This document applies to: Coworking & Workplace
Using this report, you'll be able to see your gross revenue from the current period, adjusted gross revenue, net revenue, and then the total deposits from the current period.
Navigate to Reports > Reconciliation.
Because accrual accounting records revenue when a customer is invoiced, all of the revenue for a given period may not actually be collected until a later period. This creates a timing difference. There are often other adjustments that can increase or decrease the amount that ultimately gets deposited.
The issue is that you see X dollars of revenue for a period, but Y dollars is what was deposited into your bank account. You have revenue for January, and you have deposits for January, and this report explains why they are different.
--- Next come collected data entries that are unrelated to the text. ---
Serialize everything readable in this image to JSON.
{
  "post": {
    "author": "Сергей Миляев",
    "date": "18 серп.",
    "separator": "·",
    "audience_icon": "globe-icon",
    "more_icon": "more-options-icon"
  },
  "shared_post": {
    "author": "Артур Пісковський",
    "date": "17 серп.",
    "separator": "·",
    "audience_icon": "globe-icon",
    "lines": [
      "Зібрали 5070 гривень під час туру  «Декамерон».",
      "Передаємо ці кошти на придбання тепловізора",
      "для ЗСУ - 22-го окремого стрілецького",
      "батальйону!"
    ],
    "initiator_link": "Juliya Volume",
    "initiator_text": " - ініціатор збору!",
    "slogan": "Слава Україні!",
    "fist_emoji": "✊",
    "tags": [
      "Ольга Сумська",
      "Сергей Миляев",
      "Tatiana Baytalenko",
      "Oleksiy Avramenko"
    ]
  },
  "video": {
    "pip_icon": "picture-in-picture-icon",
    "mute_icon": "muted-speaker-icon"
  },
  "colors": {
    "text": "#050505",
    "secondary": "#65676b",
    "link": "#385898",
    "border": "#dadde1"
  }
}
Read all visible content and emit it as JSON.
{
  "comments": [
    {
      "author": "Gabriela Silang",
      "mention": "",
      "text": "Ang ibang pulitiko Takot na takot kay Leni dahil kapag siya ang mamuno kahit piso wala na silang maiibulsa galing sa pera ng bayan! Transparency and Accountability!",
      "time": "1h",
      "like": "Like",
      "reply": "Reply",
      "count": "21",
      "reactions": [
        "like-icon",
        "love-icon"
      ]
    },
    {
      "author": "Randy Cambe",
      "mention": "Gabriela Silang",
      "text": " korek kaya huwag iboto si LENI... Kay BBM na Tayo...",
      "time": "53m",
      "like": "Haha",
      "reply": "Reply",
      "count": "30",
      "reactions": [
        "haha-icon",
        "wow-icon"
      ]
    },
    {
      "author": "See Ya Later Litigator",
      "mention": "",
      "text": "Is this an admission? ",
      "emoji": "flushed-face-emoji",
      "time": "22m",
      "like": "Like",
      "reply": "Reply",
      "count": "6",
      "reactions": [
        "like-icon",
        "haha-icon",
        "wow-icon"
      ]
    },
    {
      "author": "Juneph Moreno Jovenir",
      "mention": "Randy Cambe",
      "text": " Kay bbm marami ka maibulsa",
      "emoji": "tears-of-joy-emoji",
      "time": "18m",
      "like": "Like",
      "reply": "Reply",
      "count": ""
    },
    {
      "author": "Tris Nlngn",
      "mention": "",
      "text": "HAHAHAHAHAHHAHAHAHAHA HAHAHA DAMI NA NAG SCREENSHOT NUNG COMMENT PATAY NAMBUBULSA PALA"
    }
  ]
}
There are two components to this report. The first is the timing difference component. Revenue is recorded. Then it’s collected. Then it’s deposited. Often this spans accounting periods.
The second component to this report is adjustments. There can be numerous adjustments, usually reductions, but not always - (i.e winning a dispute would be an add-back.)
Adjustments included in this report:
- Offline payments
- Credit memos
- Processing Fees
It's important to mention that the amounts in the righthand column will likely never match up with the final deposit amount. This is because the final deposits amount is taken directly from Stripe - if there is, or has been, anything in your Stripe not associated with Proximity the numbers will not add up.